Introduction
Chlamydia trachomatis (CT) is a clinically important pathogen. In 2–5% of cases, infection results in the development of reactive arthritis. We have previously shown that human dendritic cells (DC) can be readily infected with live CT following in vitro exposure [1]. Infected DC efficiently process chlamydia and present chlamydial antigens to both CD4+ [1] and CD8+ T cells [1, 2]. Infected DC also produce a number of cytokines including IL-12 and tumour necrosis factor alpha but not IL-10 [1]. The production of IL-12 following infection gives DC the ability to stimulate Th1 responses to chlamydia. Here we have investigated production of another two cytokines from the IL-12 family – IL-23 and IL-27 – by DC infected with live CT. The results were compared with those obtained following DC activation with other inflammatory stimuli.

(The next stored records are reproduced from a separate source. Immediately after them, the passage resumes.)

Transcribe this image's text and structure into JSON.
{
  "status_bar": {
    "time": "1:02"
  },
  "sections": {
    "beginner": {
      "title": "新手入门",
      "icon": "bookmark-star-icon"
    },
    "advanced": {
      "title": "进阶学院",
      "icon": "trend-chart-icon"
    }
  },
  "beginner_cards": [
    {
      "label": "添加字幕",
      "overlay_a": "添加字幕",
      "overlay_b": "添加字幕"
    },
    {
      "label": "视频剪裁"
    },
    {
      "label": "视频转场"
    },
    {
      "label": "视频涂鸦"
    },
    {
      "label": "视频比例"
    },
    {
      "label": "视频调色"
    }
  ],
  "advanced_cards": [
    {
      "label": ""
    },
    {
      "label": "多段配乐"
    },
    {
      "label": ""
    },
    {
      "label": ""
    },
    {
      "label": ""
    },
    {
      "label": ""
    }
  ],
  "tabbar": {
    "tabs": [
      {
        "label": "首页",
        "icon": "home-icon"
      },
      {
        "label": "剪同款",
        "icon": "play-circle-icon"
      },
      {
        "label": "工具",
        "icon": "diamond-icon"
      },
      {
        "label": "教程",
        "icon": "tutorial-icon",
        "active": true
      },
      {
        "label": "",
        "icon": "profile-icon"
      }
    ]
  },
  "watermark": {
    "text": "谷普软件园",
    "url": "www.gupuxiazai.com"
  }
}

IL-23 is a heterodimer composed of p19 and p40 subunits, where the p40 subunit is shared between IL-23 and IL-12. IL-27 is a heterodimer composed of p28 and Epstein–Barr virus-induced protein 3 (EBI3) subunits. The main function of both of these cytokines is to stimulate interferon gamma (IFN-γ) production in T cells. However, whereas IL-27 activity primarily affects naïve T cells, IL-23 stimulates both primed and memory cells.